By Joel Brinkley

With President Obama's re-election, American relations with the Israeli government are likely to grow even frostier. Obama and Prime Minister Benjamin Netanyahu have never been friendly. But then Netanyahu openly supported Mitt Romney for president, the first time an Israeli prime minister has so publicly taken sides in a U.S. election.

"It was a terrible mistake by the prime minister of Israel to involve himself in American politics," former Prime Minister Ehud Olmert told me.

"This has not been a very good morning for Netanyahu," Deputy Prime Minister Eli Yishai told journalists in Israel the day after Election Day. And as an Israeli political strategist put it that day: "Netanyahu backed the wrong horse."

Netanyahu rushed to make up with Washington. He immediately issued a statement declaring relations between the U.S. and Israel "rock solid." He had his picture taken embracing the American ambassador. And he told other members of his party to stop carping about Obama.

But it's too late. Netanyahu has dug a hole so deep he won't be able to crawl out of it.

The Obama-Netanyahu relationship began to founder soon after Obama took office, when the prime minister refused Obama's request to freeze settlement construction -- just as every Israeli prime minister has done since President Jimmy Carter first complained. But since then, the Netanyahu administration has used settlements as a bludgeon.

Who can forget Vice President Joe Biden's visit to Israel in 2010, a trip characterized as an "apology tour," intended to improve relations with Netanyahu. The very day he arrived, while Biden was practically prostrating himself to show Washington's unyielding support, Israel's Interior Ministry announced its decision to build 1,600 new apartments for Israelis in Arab East Jerusalem. To Israelis, they are not settlements. But no nation anywhere recognizes Israel's annexation of East Jerusalem.

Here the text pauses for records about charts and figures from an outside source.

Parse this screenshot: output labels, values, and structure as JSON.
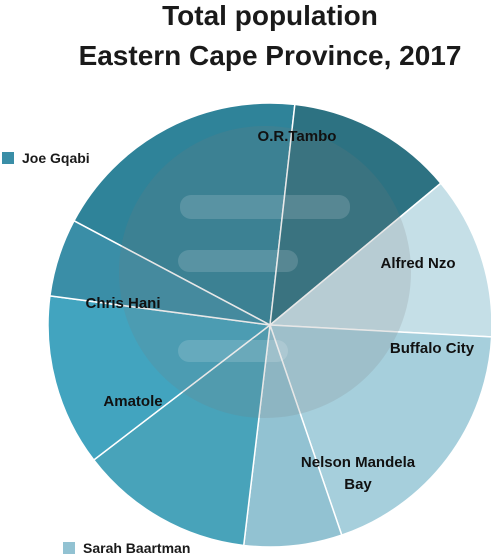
{
  "chart_data": {
    "type": "pie",
    "title_line1": "Total population",
    "title_line2": "Eastern Cape Province, 2017",
    "slices": [
      {
        "label": "O.R.Tambo",
        "value": 18.4,
        "color": "#2f8399"
      },
      {
        "label": "Alfred Nzo",
        "value": 11.8,
        "color": "#2d7282"
      },
      {
        "label": "Buffalo City",
        "value": 11.5,
        "color": "#c5dfe7"
      },
      {
        "label": "Nelson Mandela Bay",
        "value": 18.3,
        "color": "#a6cfdc"
      },
      {
        "label": "Sarah Baartman",
        "value": 6.9,
        "color": "#92c2d2"
      },
      {
        "label": "Amatole",
        "value": 12.3,
        "color": "#48a3ba"
      },
      {
        "label": "Chris Hani",
        "value": 12.1,
        "color": "#42a4bf"
      },
      {
        "label": "Joe Gqabi",
        "value": 5.5,
        "color": "#3a8ea7"
      }
    ],
    "inside_labels": [
      "O.R.Tambo",
      "Alfred Nzo",
      "Buffalo City",
      "Nelson Mandela Bay",
      "Amatole",
      "Chris Hani"
    ],
    "outside_labels": [
      "Joe Gqabi",
      "Sarah Baartman"
    ],
    "legend": "none"
  }
}
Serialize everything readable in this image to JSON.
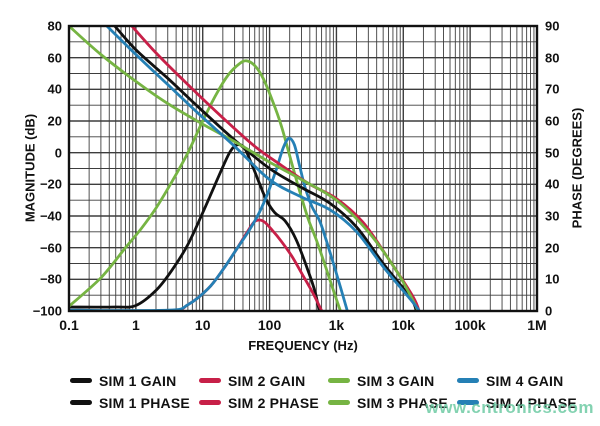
{
  "watermark": {
    "text": "www.cntronics.com",
    "color": "#6ecba4"
  },
  "colors": {
    "sim1": "#111111",
    "sim2": "#c72048",
    "sim3": "#76b443",
    "sim4": "#2580b5",
    "grid": "#3d3d3d",
    "frame": "#111111"
  },
  "legend": {
    "items": [
      {
        "label": "SIM 1 GAIN",
        "color": "#111111"
      },
      {
        "label": "SIM 2 GAIN",
        "color": "#c72048"
      },
      {
        "label": "SIM 3 GAIN",
        "color": "#76b443"
      },
      {
        "label": "SIM 4 GAIN",
        "color": "#2580b5"
      },
      {
        "label": "SIM 1 PHASE",
        "color": "#111111"
      },
      {
        "label": "SIM 2 PHASE",
        "color": "#c72048"
      },
      {
        "label": "SIM 3 PHASE",
        "color": "#76b443"
      },
      {
        "label": "SIM 4 PHASE",
        "color": "#2580b5"
      }
    ]
  },
  "chart_data": {
    "type": "line",
    "x_scale": "log",
    "xlabel": "FREQUENCY (Hz)",
    "x_range_hz": [
      0.1,
      1000000
    ],
    "x_tick_values": [
      0.1,
      1,
      10,
      100,
      1000,
      10000,
      100000,
      1000000
    ],
    "x_tick_labels": [
      "0.1",
      "1",
      "10",
      "100",
      "1k",
      "10k",
      "100k",
      "1M"
    ],
    "left_axis": {
      "label": "MAGNITUDE (dB)",
      "range": [
        -100,
        80
      ],
      "tick_values": [
        80,
        60,
        40,
        20,
        0,
        -20,
        -40,
        -60,
        -80,
        -100
      ],
      "tick_labels": [
        "80",
        "60",
        "40",
        "20",
        "0",
        "−20",
        "−40",
        "−60",
        "−80",
        "−100"
      ]
    },
    "right_axis": {
      "label": "PHASE (DEGREES)",
      "range": [
        0,
        90
      ],
      "tick_values": [
        90,
        80,
        70,
        60,
        50,
        40,
        30,
        20,
        10,
        0
      ],
      "tick_labels": [
        "90",
        "80",
        "70",
        "60",
        "50",
        "40",
        "30",
        "20",
        "10",
        "0"
      ]
    },
    "grid": {
      "vertical": "log decades with 2-9 minors",
      "horizontal": "every 10 dB / 10 deg"
    },
    "legend_position": "bottom",
    "series": [
      {
        "name": "SIM 1 GAIN",
        "axis": "magnitude",
        "unit": "dB",
        "color": "#111111",
        "points": [
          [
            0.1,
            -97.5
          ],
          [
            0.5,
            -97.5
          ],
          [
            1,
            -96.5
          ],
          [
            2,
            -87
          ],
          [
            3.5,
            -74
          ],
          [
            6,
            -58
          ],
          [
            10,
            -38
          ],
          [
            15,
            -21
          ],
          [
            20,
            -9
          ],
          [
            26,
            1
          ],
          [
            33,
            5
          ],
          [
            42,
            3
          ],
          [
            55,
            -8
          ],
          [
            70,
            -19
          ],
          [
            90,
            -30
          ],
          [
            120,
            -38
          ],
          [
            170,
            -43
          ],
          [
            250,
            -55
          ],
          [
            380,
            -75
          ],
          [
            480,
            -88
          ],
          [
            560,
            -101
          ]
        ]
      },
      {
        "name": "SIM 2 GAIN",
        "axis": "magnitude",
        "unit": "dB",
        "color": "#c72048",
        "points": [
          [
            0.1,
            -100
          ],
          [
            3,
            -100
          ],
          [
            6,
            -96
          ],
          [
            12,
            -86
          ],
          [
            20,
            -74
          ],
          [
            32,
            -61
          ],
          [
            45,
            -51
          ],
          [
            58,
            -44
          ],
          [
            70,
            -42.5
          ],
          [
            85,
            -44
          ],
          [
            110,
            -49
          ],
          [
            150,
            -56
          ],
          [
            220,
            -66
          ],
          [
            320,
            -78
          ],
          [
            450,
            -89
          ],
          [
            620,
            -101
          ]
        ]
      },
      {
        "name": "SIM 3 GAIN",
        "axis": "magnitude",
        "unit": "dB",
        "color": "#76b443",
        "points": [
          [
            0.1,
            -97
          ],
          [
            0.3,
            -79
          ],
          [
            0.7,
            -60
          ],
          [
            1.2,
            -48
          ],
          [
            2,
            -35
          ],
          [
            3.5,
            -18
          ],
          [
            6,
            0
          ],
          [
            10,
            20
          ],
          [
            16,
            37
          ],
          [
            24,
            49
          ],
          [
            35,
            56
          ],
          [
            45,
            58
          ],
          [
            60,
            55
          ],
          [
            80,
            47
          ],
          [
            110,
            33
          ],
          [
            150,
            17
          ],
          [
            200,
            -2
          ],
          [
            280,
            -24
          ],
          [
            380,
            -42
          ],
          [
            500,
            -55
          ],
          [
            700,
            -73
          ],
          [
            900,
            -87
          ],
          [
            1170,
            -101
          ]
        ]
      },
      {
        "name": "SIM 4 GAIN",
        "axis": "magnitude",
        "unit": "dB",
        "color": "#2580b5",
        "points": [
          [
            0.1,
            -99.5
          ],
          [
            3,
            -99.5
          ],
          [
            6,
            -96
          ],
          [
            12,
            -86
          ],
          [
            20,
            -74
          ],
          [
            32,
            -61
          ],
          [
            48,
            -50
          ],
          [
            70,
            -38
          ],
          [
            95,
            -25
          ],
          [
            125,
            -11
          ],
          [
            160,
            3
          ],
          [
            195,
            9
          ],
          [
            235,
            5
          ],
          [
            280,
            -8
          ],
          [
            340,
            -22
          ],
          [
            430,
            -34
          ],
          [
            560,
            -43
          ],
          [
            700,
            -55
          ],
          [
            900,
            -70
          ],
          [
            1150,
            -85
          ],
          [
            1480,
            -101
          ]
        ]
      },
      {
        "name": "SIM 1 PHASE",
        "axis": "phase",
        "unit": "deg",
        "color": "#111111",
        "points": [
          [
            0.44,
            91
          ],
          [
            1,
            82.5
          ],
          [
            3,
            73.5
          ],
          [
            9,
            64
          ],
          [
            30,
            54
          ],
          [
            100,
            45
          ],
          [
            300,
            39
          ],
          [
            800,
            34
          ],
          [
            2000,
            26.5
          ],
          [
            5000,
            15
          ],
          [
            13000,
            4
          ],
          [
            15800,
            -0.5
          ]
        ]
      },
      {
        "name": "SIM 2 PHASE",
        "axis": "phase",
        "unit": "deg",
        "color": "#c72048",
        "points": [
          [
            0.79,
            91
          ],
          [
            2,
            81.5
          ],
          [
            6,
            71.5
          ],
          [
            20,
            61
          ],
          [
            60,
            52
          ],
          [
            150,
            46
          ],
          [
            400,
            40
          ],
          [
            1000,
            35.5
          ],
          [
            2500,
            28
          ],
          [
            6000,
            16.5
          ],
          [
            14000,
            4.5
          ],
          [
            17500,
            -0.5
          ]
        ]
      },
      {
        "name": "SIM 3 PHASE",
        "axis": "phase",
        "unit": "deg",
        "color": "#76b443",
        "points": [
          [
            0.1,
            90
          ],
          [
            0.3,
            81
          ],
          [
            1,
            72.5
          ],
          [
            3,
            65.5
          ],
          [
            10,
            59
          ],
          [
            30,
            53.5
          ],
          [
            100,
            47
          ],
          [
            300,
            41.5
          ],
          [
            1000,
            35
          ],
          [
            3000,
            25
          ],
          [
            8000,
            12.5
          ],
          [
            15000,
            2
          ],
          [
            16800,
            -0.5
          ]
        ]
      },
      {
        "name": "SIM 4 PHASE",
        "axis": "phase",
        "unit": "deg",
        "color": "#2580b5",
        "points": [
          [
            0.33,
            91
          ],
          [
            1,
            81
          ],
          [
            3,
            71.5
          ],
          [
            9,
            62
          ],
          [
            30,
            52
          ],
          [
            100,
            41.5
          ],
          [
            300,
            36
          ],
          [
            800,
            32
          ],
          [
            2000,
            25
          ],
          [
            5000,
            14
          ],
          [
            13000,
            3.5
          ],
          [
            18200,
            -0.5
          ]
        ]
      }
    ]
  }
}
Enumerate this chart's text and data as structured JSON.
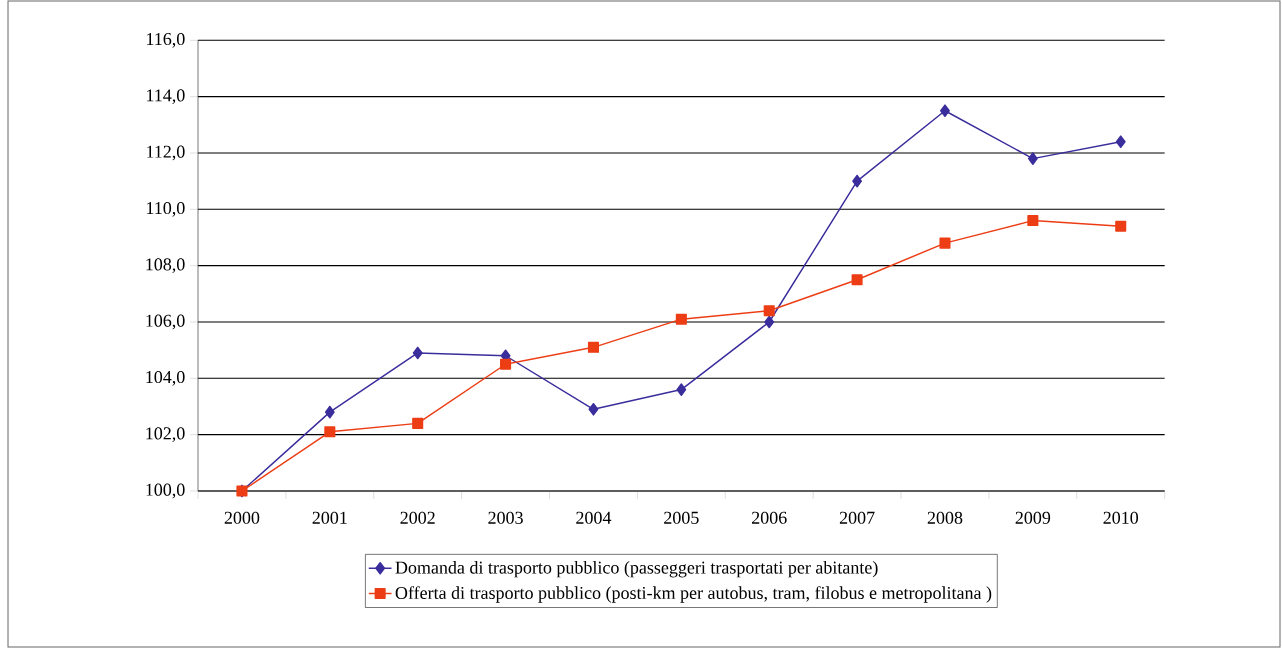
{
  "chart_data": {
    "type": "line",
    "categories": [
      "2000",
      "2001",
      "2002",
      "2003",
      "2004",
      "2005",
      "2006",
      "2007",
      "2008",
      "2009",
      "2010"
    ],
    "series": [
      {
        "name": "Domanda di trasporto pubblico (passeggeri trasportati per abitante)",
        "color": "#3a2d9c",
        "marker": "diamond",
        "values": [
          100.0,
          102.8,
          104.9,
          104.8,
          102.9,
          103.6,
          106.0,
          111.0,
          113.5,
          111.8,
          112.4
        ]
      },
      {
        "name": "Offerta di trasporto pubblico (posti-km per autobus, tram, filobus e metropolitana )",
        "color": "#ec3d15",
        "marker": "square",
        "values": [
          100.0,
          102.1,
          102.4,
          104.5,
          105.1,
          106.1,
          106.4,
          107.5,
          108.8,
          109.6,
          109.4
        ]
      }
    ],
    "ylim": [
      100,
      116
    ],
    "yticks": [
      {
        "value": 100,
        "label": "100,0"
      },
      {
        "value": 102,
        "label": "102,0"
      },
      {
        "value": 104,
        "label": "104,0"
      },
      {
        "value": 106,
        "label": "106,0"
      },
      {
        "value": 108,
        "label": "108,0"
      },
      {
        "value": 110,
        "label": "110,0"
      },
      {
        "value": 112,
        "label": "112,0"
      },
      {
        "value": 114,
        "label": "114,0"
      },
      {
        "value": 116,
        "label": "116,0"
      }
    ],
    "grid": "y",
    "legend": "bottom",
    "line_style": "solid"
  }
}
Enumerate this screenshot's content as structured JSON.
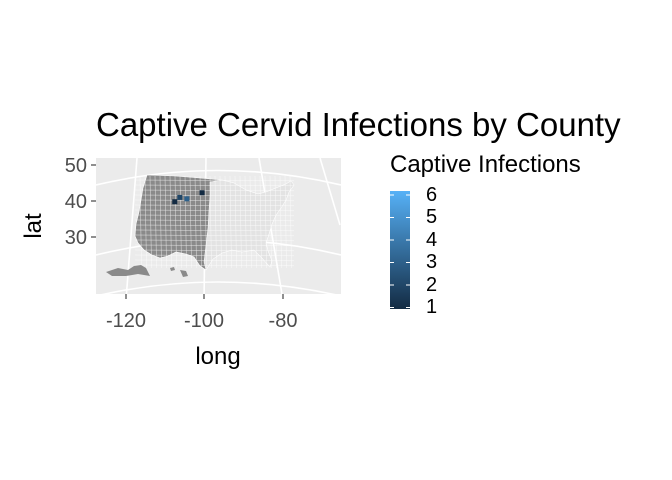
{
  "chart_data": {
    "type": "choropleth-map",
    "title": "Captive Cervid Infections by County",
    "xlabel": "long",
    "ylabel": "lat",
    "x_ticks": [
      -120,
      -100,
      -80
    ],
    "y_ticks": [
      30,
      40,
      50
    ],
    "xlim": [
      -128,
      -58
    ],
    "ylim": [
      19,
      52
    ],
    "grid": true,
    "legend": {
      "title": "Captive Infections",
      "position": "right",
      "breaks": [
        6,
        5,
        4,
        3,
        2,
        1
      ],
      "color_low": "#132B43",
      "color_high": "#56B1F7"
    },
    "colors": {
      "panel": "#ebebeb",
      "grid": "#ffffff",
      "county_no_data": "#7f7f7f",
      "county_border": "#ffffff",
      "text_axis_ticks": "#4d4d4d",
      "text_main": "#000000"
    },
    "highlighted_counties": [
      {
        "long": -100.5,
        "lat": 42.3,
        "value": 1
      },
      {
        "long": -106.2,
        "lat": 41.0,
        "value": 2
      },
      {
        "long": -107.5,
        "lat": 39.8,
        "value": 1
      },
      {
        "long": -104.4,
        "lat": 40.6,
        "value": 3
      }
    ]
  }
}
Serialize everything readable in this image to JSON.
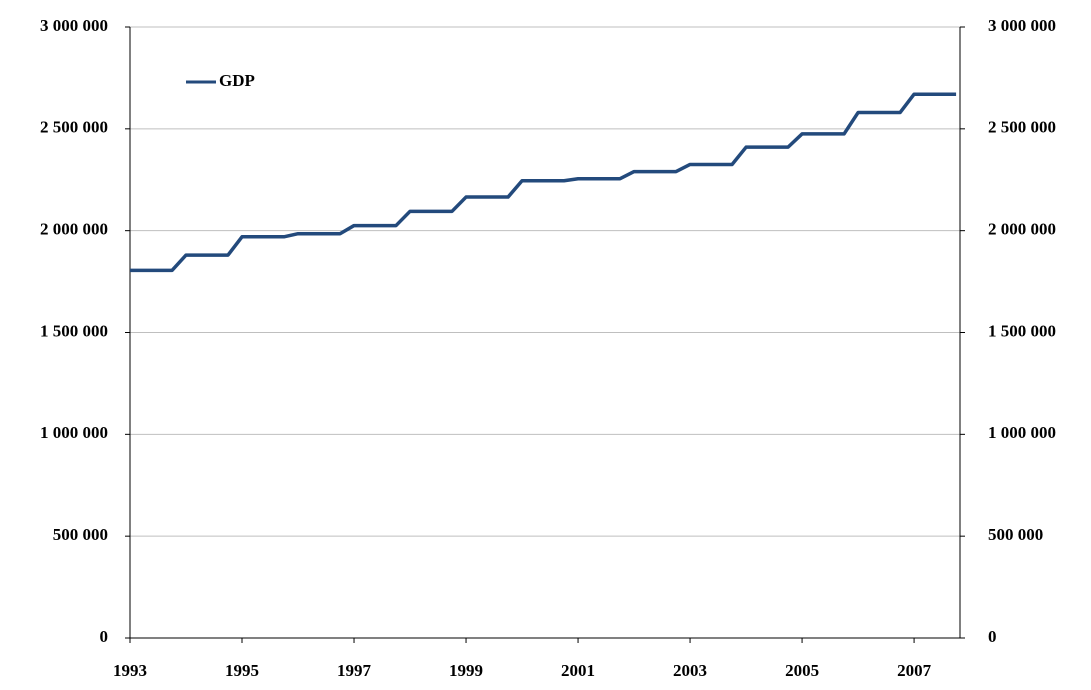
{
  "chart_data": {
    "type": "line",
    "x": [
      1993,
      1993.25,
      1993.5,
      1993.75,
      1994,
      1994.25,
      1994.5,
      1994.75,
      1995,
      1995.25,
      1995.5,
      1995.75,
      1996,
      1996.25,
      1996.5,
      1996.75,
      1997,
      1997.25,
      1997.5,
      1997.75,
      1998,
      1998.25,
      1998.5,
      1998.75,
      1999,
      1999.25,
      1999.5,
      1999.75,
      2000,
      2000.25,
      2000.5,
      2000.75,
      2001,
      2001.25,
      2001.5,
      2001.75,
      2002,
      2002.25,
      2002.5,
      2002.75,
      2003,
      2003.25,
      2003.5,
      2003.75,
      2004,
      2004.25,
      2004.5,
      2004.75,
      2005,
      2005.25,
      2005.5,
      2005.75,
      2006,
      2006.25,
      2006.5,
      2006.75,
      2007,
      2007.25,
      2007.5,
      2007.75
    ],
    "series": [
      {
        "name": "GDP",
        "color": "#234a7c",
        "values": [
          1805000,
          1805000,
          1805000,
          1805000,
          1880000,
          1880000,
          1880000,
          1880000,
          1970000,
          1970000,
          1970000,
          1970000,
          1985000,
          1985000,
          1985000,
          1985000,
          2025000,
          2025000,
          2025000,
          2025000,
          2095000,
          2095000,
          2095000,
          2095000,
          2165000,
          2165000,
          2165000,
          2165000,
          2245000,
          2245000,
          2245000,
          2245000,
          2255000,
          2255000,
          2255000,
          2255000,
          2290000,
          2290000,
          2290000,
          2290000,
          2325000,
          2325000,
          2325000,
          2325000,
          2410000,
          2410000,
          2410000,
          2410000,
          2475000,
          2475000,
          2475000,
          2475000,
          2580000,
          2580000,
          2580000,
          2580000,
          2670000,
          2670000,
          2670000,
          2670000
        ]
      }
    ],
    "xlim": [
      1993,
      2007.82
    ],
    "xticks": [
      1993,
      1995,
      1997,
      1999,
      2001,
      2003,
      2005,
      2007
    ],
    "ylim": [
      0,
      3000000
    ],
    "yticks": [
      0,
      {
        "value": 500000,
        "label": "500 000"
      },
      {
        "value": 1000000,
        "label": "1 000 000"
      },
      {
        "value": 1500000,
        "label": "1 500 000"
      },
      {
        "value": 2000000,
        "label": "2 000 000"
      },
      {
        "value": 2500000,
        "label": "2 500 000"
      },
      {
        "value": 3000000,
        "label": "3 000 000"
      }
    ],
    "y2lim": [
      0,
      3000000
    ],
    "y2ticks": [
      0,
      {
        "value": 500000,
        "label": "500 000"
      },
      {
        "value": 1000000,
        "label": "1 000 000"
      },
      {
        "value": 1500000,
        "label": "1 500 000"
      },
      {
        "value": 2000000,
        "label": "2 000 000"
      },
      {
        "value": 2500000,
        "label": "2 500 000"
      },
      {
        "value": 3000000,
        "label": "3 000 000"
      }
    ],
    "grid": true,
    "legend": "upper-left"
  }
}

And so it has gone ever since then. Early this year, an Israeli watchdog group said Israel built 1,850 new West Bank homes in 2011, a 20 percent increase over the previous year. As if that weren't enough, on Election Day Israel announced that it planned to build 1,213 more homes in East Jerusalem and 72 in Ariel, a West Bank settlement.

Netanyahu says he sees no reason to apologize.

"Construction in Jerusalem will continue the way it continues in London, Paris, Washington, Moscow and every other capital in the world," he asserted.

Some Middle East analysts like to say it's time to stop worrying about settlements. Instead, Israel and the Palestinians should skip over that issue for now and open negotiations on the border between Israel and a new Palestinian state. Once that's established, they say, the settlement problem will take care of itself. Few settlers will want to live in a Palestinian state.

That makes sense -- if you assume that Israel and the Palestinians might actually sit down and talk anytime soon. Not likely.

This fall, Netanyahu seemed to embrace the Levy report, an analysis his government ordered. It makes the case that the West Bank actually belongs to Israel now, making settlements perfectly legal -- negating any need to work toward a two-state solution.

Officially, his cabinet endorsed only parts of that report. But then Palestinian Authority President Mahmoud Abbas, in a television interview this month, stepped out of his accustomed role and seemed to say he'd be willing to forgo the Palestinians' right of return to their former homes in Israel.

"I believe that West Bank and Gaza is Palestine, and the other parts are Israel," he said, apparently trying to coax Israel to reopen negotiations. Netanyahu responded with cold contempt. What's more, he has just allied his political party with the extreme-right Yisrael Beiteinu Party, whose leader, Foreign Minister Avigdor Lieberman, openly opposes a two-state solution. This is the coalition Netanyahu put together, his new face for the nation and the world, for Israel's elections in January.

Obama, even after Election Day, hasn't said a word about any of this. If he's paying attention, the president is probably seething. But "Obama is smart enough not to react to Bibi," Olmert said. "He's smart enough not to show he's outraged." But Olmert, like many others in Israel, is worried nonetheless.

"Personal relations between the president of the United States and the prime minister of Israel is a major issue," he said. After all, the United States is Israel's only true friend and benefactor. "Personal trust between the two leaders is of great significance for Israel. I'm not certain we'll have it for the next four years."